La lunga sequenza di disastri, prosegue Cotugno, “sta amplificando questa serializzazione dell’esperienza climatica, la sua trasformazione da crisi a contenuto”. E l’effetto di tutto questo è una sorta di senso di assuefazione a immagini che trasformano noi cittadini in spettatori della crisi climatica.
“Il clima ha bisogno di cittadini, non di spettatori”, scrive Cotugno sollevando una questione importante, per certi versi simile alla foto del corpo del piccolo Alan, il bambino di tre anni senza vita recuperato nel 2015 su una spiaggia di Bodrum, in Turchia. Quella foto – si disse all’epoca – avrebbe dovuto segnare un punto di non ritorno, avrebbe dovuto svegliare le nostre coscienze, l’ennesimo ‘mai più’ che ci siamo detti in tutti questi anni. Abbiamo visto come è andata, abbiamo visto le scelte che l’Unione Europea sta prendendo in materia di immigrazione, gestione delle frontiere e diritto di asilo.
Eppure, prima ancora di una questione di attivismo civico, di indignazione e ansia climatica da trasformare in azione politica, c’è n'è una – grande come gli eventi estremi di questi anni – di responsabilità politica delle nostre istituzioni, a ogni livello. E la sintesi più efficace ce l’ha data proprio la presidente della Commissione Europea, Ursula von der Leyen, in queste ore. Commentando la catastrofe di Valencia, von der Leyen ha detto che “le alluvioni spagnole più letali degli ultimi decenni sono un altro straziante promemoria del fatto che l'Europa è impreparata alle conseguenze di un'atmosfera surriscaldata. Questa è la drammatica realtà del cambiamento climatico. E dobbiamo prepararci ad affrontarla”, ha dichiarato, precisando di aver chiesto di scrivere un piano completo per proteggere meglio gli europei dagli eventi climatici estremi.
È vero, un problema che l'alluvione in Spagna ha messo in evidenza è l'incapacità delle infrastrutture moderne di far fronte a eventi alluvionali estremi.
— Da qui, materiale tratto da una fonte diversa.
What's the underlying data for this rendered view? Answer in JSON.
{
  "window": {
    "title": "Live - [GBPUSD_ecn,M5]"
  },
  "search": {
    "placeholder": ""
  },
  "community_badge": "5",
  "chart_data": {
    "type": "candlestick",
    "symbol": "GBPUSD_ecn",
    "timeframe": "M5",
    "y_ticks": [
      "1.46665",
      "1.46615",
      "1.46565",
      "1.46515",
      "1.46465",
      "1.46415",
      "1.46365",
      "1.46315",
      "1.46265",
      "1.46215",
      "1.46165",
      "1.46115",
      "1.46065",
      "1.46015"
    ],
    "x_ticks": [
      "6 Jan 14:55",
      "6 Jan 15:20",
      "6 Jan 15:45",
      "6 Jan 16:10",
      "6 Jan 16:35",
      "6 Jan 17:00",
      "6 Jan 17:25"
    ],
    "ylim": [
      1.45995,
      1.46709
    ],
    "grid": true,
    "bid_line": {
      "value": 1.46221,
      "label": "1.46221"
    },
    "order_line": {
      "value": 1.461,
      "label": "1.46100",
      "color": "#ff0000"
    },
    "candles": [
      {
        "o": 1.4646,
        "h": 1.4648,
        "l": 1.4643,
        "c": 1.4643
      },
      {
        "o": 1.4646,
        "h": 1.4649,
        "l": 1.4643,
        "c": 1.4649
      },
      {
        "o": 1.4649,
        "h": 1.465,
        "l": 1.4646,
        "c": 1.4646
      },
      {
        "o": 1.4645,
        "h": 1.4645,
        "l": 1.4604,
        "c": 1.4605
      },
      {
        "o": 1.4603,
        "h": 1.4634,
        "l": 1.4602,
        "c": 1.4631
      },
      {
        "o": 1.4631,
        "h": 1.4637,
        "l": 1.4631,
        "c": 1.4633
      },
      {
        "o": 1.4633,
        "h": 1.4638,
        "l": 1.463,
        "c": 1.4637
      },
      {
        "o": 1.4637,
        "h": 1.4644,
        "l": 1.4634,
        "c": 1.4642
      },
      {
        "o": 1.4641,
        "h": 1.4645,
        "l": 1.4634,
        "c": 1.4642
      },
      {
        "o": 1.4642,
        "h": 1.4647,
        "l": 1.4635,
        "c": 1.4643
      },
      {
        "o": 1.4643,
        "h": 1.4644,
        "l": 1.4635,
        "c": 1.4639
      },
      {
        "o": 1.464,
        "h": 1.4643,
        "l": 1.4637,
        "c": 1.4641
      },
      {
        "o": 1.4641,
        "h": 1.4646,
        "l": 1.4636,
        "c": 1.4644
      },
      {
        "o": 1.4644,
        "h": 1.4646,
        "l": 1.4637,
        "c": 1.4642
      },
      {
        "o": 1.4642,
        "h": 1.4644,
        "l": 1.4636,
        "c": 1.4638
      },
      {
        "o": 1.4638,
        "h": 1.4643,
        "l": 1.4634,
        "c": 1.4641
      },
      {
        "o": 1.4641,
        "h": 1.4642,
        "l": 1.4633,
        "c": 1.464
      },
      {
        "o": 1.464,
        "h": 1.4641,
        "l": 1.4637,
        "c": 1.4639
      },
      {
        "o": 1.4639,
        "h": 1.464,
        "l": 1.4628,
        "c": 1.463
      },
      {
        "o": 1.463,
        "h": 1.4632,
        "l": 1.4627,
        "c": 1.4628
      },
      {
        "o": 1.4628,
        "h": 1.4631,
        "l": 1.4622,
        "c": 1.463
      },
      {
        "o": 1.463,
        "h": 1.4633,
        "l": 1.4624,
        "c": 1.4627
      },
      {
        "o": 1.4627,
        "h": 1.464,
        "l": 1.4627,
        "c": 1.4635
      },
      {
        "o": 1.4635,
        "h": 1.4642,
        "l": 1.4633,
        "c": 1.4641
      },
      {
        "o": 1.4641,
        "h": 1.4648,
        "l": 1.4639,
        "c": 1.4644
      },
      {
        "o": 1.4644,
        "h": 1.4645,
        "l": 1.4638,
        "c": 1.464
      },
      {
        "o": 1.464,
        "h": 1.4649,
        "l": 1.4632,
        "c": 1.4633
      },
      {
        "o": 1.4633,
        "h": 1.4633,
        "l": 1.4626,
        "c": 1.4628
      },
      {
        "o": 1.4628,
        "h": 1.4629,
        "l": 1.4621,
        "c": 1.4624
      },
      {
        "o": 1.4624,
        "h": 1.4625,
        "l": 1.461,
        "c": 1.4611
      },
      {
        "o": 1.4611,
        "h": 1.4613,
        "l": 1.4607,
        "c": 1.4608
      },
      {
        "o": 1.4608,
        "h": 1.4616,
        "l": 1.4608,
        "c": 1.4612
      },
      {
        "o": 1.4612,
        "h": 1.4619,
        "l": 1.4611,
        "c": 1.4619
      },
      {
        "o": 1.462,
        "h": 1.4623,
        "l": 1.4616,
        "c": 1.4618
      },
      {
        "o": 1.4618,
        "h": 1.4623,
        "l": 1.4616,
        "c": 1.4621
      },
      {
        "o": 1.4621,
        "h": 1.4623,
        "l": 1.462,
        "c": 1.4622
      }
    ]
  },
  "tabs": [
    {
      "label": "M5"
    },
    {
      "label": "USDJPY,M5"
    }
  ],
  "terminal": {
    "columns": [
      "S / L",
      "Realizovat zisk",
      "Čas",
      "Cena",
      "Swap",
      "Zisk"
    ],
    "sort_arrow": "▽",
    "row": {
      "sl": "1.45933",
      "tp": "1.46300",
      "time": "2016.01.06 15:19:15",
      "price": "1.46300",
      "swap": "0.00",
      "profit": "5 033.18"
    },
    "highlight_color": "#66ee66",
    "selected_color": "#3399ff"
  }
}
Come hanno affermato alcuni ricercatori, le nostre strade, i nostri ponti e le nostre vie sono stati costruiti per affrontare il clima del secolo scorso, non quello attuale. Ma porre l’attenzione sull’adattamento agli effetti del cambiamento climatico distrae dall’altro lato delle azioni politiche da intraprendere, e cioè ridurre le emissioni, accelerare la transizione ecologica, mantenere fede agli impegni presi anni fa.
Sono anni che diciamo che “nella lotta alla crisi climatica gli ostacoli sono politici e non tecnologici”, che gli scienziati climatici sono furiosi con chi ci governa, che persegue altre strade e altre priorità politiche e industriali, nonostante le prove scientifiche fornite siano ormai chiare ed evidenti.
“La risposta del mondo fino ad oggi è riprovevole: viviamo in un'epoca di pazzi”, commentava lo scorso maggio uno scienziato sudafricano al Guardian che aveva intervistato 380 scienziati climatici del Gruppo intergovernativo di esperti sul cambiamento climatico (IPCC) su cosa prevedono per il futuro del nostro pianeta. “Il cambiamento climatico è una minaccia esistenziale per l'umanità e la mancanza di volontà politica e gli interessi aziendali consolidati ci impediscono di affrontarlo. Sono preoccupata per il futuro che erediteranno i miei figli", aveva aggiunto Lorraine Whitmarsh, dell'Università di Bath nel Regno Unito.
Ci sono molte similitudini nell’approccio a migrazioni e clima. I nostri politici fanno finta di non capire la natura del problema e le soluzioni da intraprendere e criminalizzano il dissenso. Lo stiamo vedendo in Italia, con la norma “anti-Gandhi”, lo vediamo in Europa con le condanne agli attivisti di Just Stop Oil: la deterrenza come arma di repressione della disobbedienza civile, la derubricazione dell’attivismo climatico a una questione di ordine pubblico, la depoliticizzazione delle istanze climatiche portate avanti da studenti e attivisti.
Nel frattempo, chi ci governa, a parole ci dice che c’è sempre meno tempo, nei fatti ci spinge sempre più verso la deflagrazione, facendo ballare l’umanità come i passeggeri del Titanic.